Artificial skin could allow robots to feel like we do

Artificial skin with post-human sensing capabilities, and a better understanding of skin tissue, could pave the way for robots that can feel, smart-transplants and even cyborgs. Few people would immediately recognise the skin as our bodies’ largest organ, but the adult human has on average two square metres of it. It’s also one of the most important organs and is full of nerve endings that provide us with instant reports of temperature, pressure and pain. So far the best attempts to copy this remarkable organ have resulted in experimental skin with sensor arrays that, at best, can only measure one particular stimulus. But the SmartCore project, funded by the EU’s European Research Council and at the Graz University of Technology (TU Graz) in Austria, hopes to create a material that responds to multiple stimuli.

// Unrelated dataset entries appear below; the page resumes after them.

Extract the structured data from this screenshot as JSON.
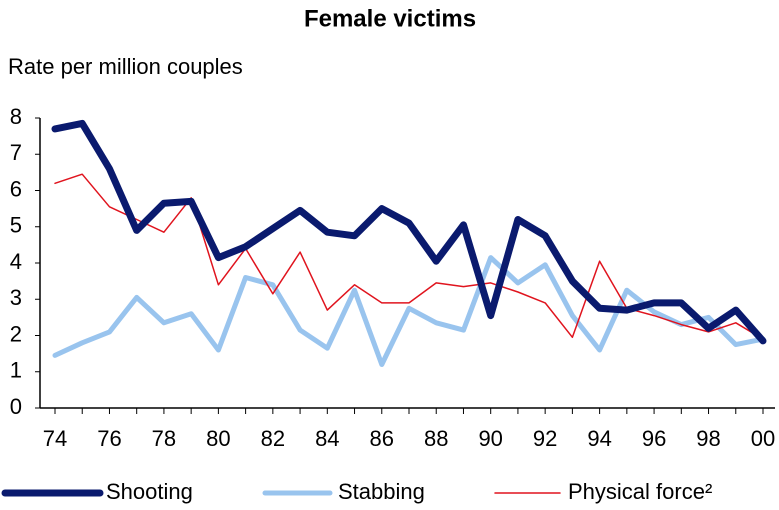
{
  "chart_data": {
    "type": "line",
    "title": "Female victims",
    "subtitle": "Rate per million couples",
    "categories": [
      "74",
      null,
      "76",
      null,
      "78",
      null,
      "80",
      null,
      "82",
      null,
      "84",
      null,
      "86",
      null,
      "88",
      null,
      "90",
      null,
      "92",
      null,
      "94",
      null,
      "96",
      null,
      "98",
      null,
      "00"
    ],
    "series": [
      {
        "name": "Shooting",
        "color": "#0a1a6e",
        "values": [
          7.7,
          7.85,
          6.6,
          4.9,
          5.65,
          5.7,
          4.15,
          4.45,
          4.95,
          5.45,
          4.85,
          4.75,
          5.5,
          5.1,
          4.05,
          5.05,
          2.55,
          5.2,
          4.75,
          3.5,
          2.75,
          2.7,
          2.9,
          2.9,
          2.2,
          2.7,
          1.85
        ]
      },
      {
        "name": "Stabbing",
        "color": "#99c4ee",
        "values": [
          1.45,
          1.8,
          2.1,
          3.05,
          2.35,
          2.6,
          1.6,
          3.6,
          3.4,
          2.15,
          1.65,
          3.25,
          1.2,
          2.75,
          2.35,
          2.15,
          4.15,
          3.45,
          3.95,
          2.55,
          1.6,
          3.25,
          2.65,
          2.3,
          2.5,
          1.75,
          1.9
        ]
      },
      {
        "name": "Physical force²",
        "color": "#e0141e",
        "values": [
          6.2,
          6.45,
          5.55,
          5.2,
          4.85,
          5.8,
          3.4,
          4.4,
          3.15,
          4.3,
          2.7,
          3.4,
          2.9,
          2.9,
          3.45,
          3.35,
          3.45,
          3.2,
          2.9,
          1.95,
          4.05,
          2.75,
          2.55,
          2.3,
          2.1,
          2.35,
          1.9
        ]
      }
    ],
    "ylim": [
      0,
      8
    ],
    "yticks": [
      0,
      1,
      2,
      3,
      4,
      5,
      6,
      7,
      8
    ],
    "grid": false,
    "legend": "bottom"
  }
}
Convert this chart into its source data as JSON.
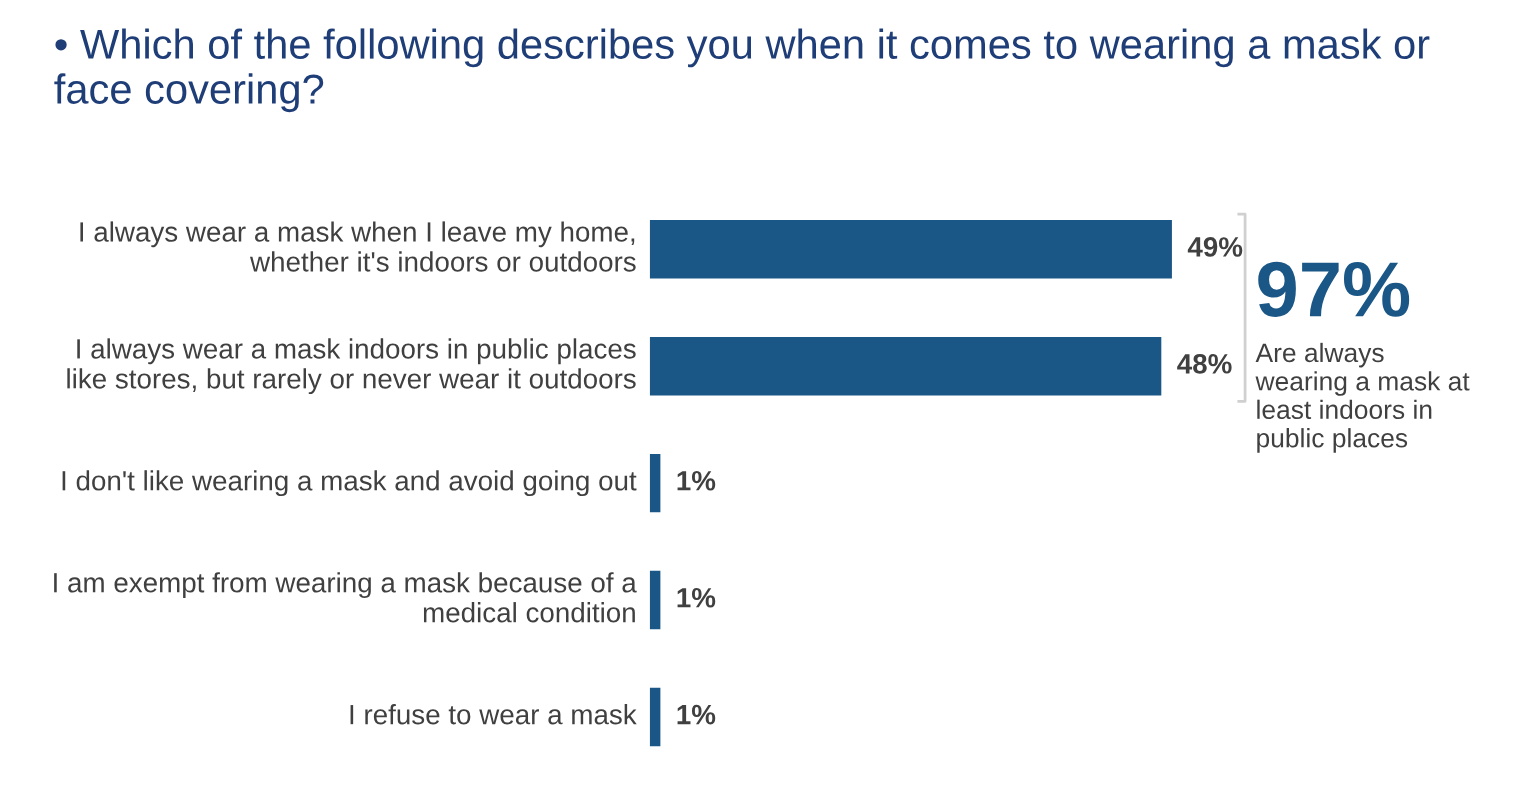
{
  "chart_data": {
    "type": "bar",
    "orientation": "horizontal",
    "title": "• Which of the following describes you when it comes to wearing a mask or face covering?",
    "categories": [
      "I always wear a mask when I leave my home, whether it's indoors or outdoors",
      "I always wear a mask indoors in public places like stores, but rarely or never wear it outdoors",
      "I don't like wearing a mask and avoid going out",
      "I am exempt from wearing a mask because of a medical condition",
      "I refuse to wear a mask"
    ],
    "values": [
      49,
      48,
      1,
      1,
      1
    ],
    "value_labels": [
      "49%",
      "48%",
      "1%",
      "1%",
      "1%"
    ],
    "color": "#1b5786",
    "annotations": [
      "97%",
      "Are always wearing a mask at least indoors in public places"
    ]
  }
}
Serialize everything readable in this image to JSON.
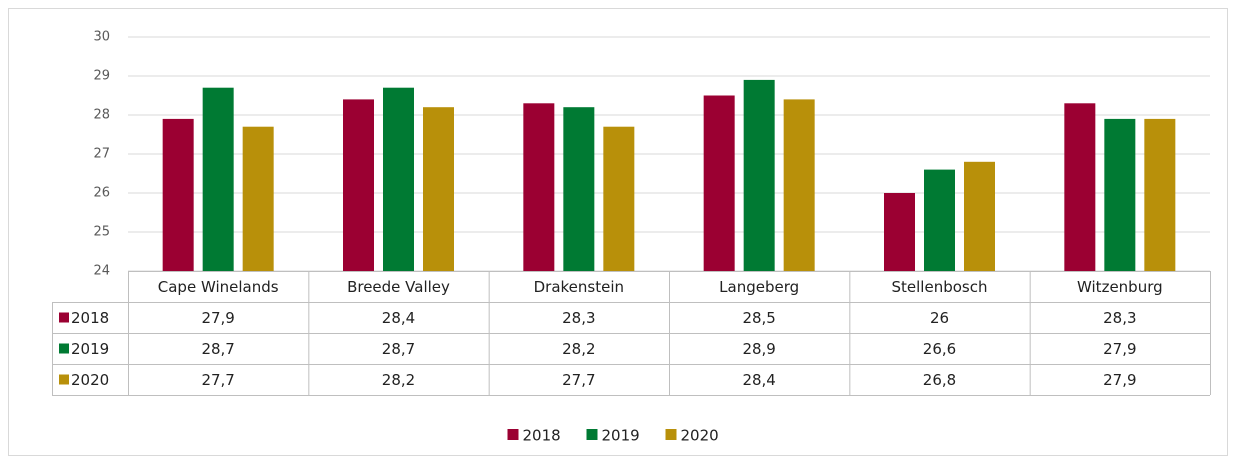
{
  "chart_data": {
    "type": "bar",
    "categories": [
      "Cape Winelands",
      "Breede Valley",
      "Drakenstein",
      "Langeberg",
      "Stellenbosch",
      "Witzenburg"
    ],
    "series": [
      {
        "name": "2018",
        "color": "#9b0032",
        "values": [
          27.9,
          28.4,
          28.3,
          28.5,
          26,
          28.3
        ],
        "value_labels": [
          "27,9",
          "28,4",
          "28,3",
          "28,5",
          "26",
          "28,3"
        ]
      },
      {
        "name": "2019",
        "color": "#007a33",
        "values": [
          28.7,
          28.7,
          28.2,
          28.9,
          26.6,
          27.9
        ],
        "value_labels": [
          "28,7",
          "28,7",
          "28,2",
          "28,9",
          "26,6",
          "27,9"
        ]
      },
      {
        "name": "2020",
        "color": "#b8900a",
        "values": [
          27.7,
          28.2,
          27.7,
          28.4,
          26.8,
          27.9
        ],
        "value_labels": [
          "27,7",
          "28,2",
          "27,7",
          "28,4",
          "26,8",
          "27,9"
        ]
      }
    ],
    "ylim": [
      24,
      30
    ],
    "yticks": [
      24,
      25,
      26,
      27,
      28,
      29,
      30
    ],
    "grid": true,
    "legend": "bottom"
  }
}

To do so requires working at a nanoscale — where one nanometre represents a billionth of a metre — creating embedded arrays of minuscule sensors that could be 2 000 times more sensitive than human skin. Principal investigator Dr Anna Maria Coclite, an assistant professor at TU Graz’s Institute for Solid State Physics, says the project aims to create a nanoscale sensor which can pick up temperature, humidity and pressure — not separately, but as an all-in-one package. ‘They will be made of a smart polymer core which expands depending on the humidity and temperature, and a piezoelectric shell, which produces an electric current when pressure is applied,’ she said. These smart cores would be sandwiched between two similarly tiny nanoscale grids of electrodes which sense the electrical charges given off when the sensors ‘feel’ and then transmit this data. If the team can surmount the primary challenge of distinguishing between the different senses, the first prototype should be ready in 2019, opening the door for a range of test uses.”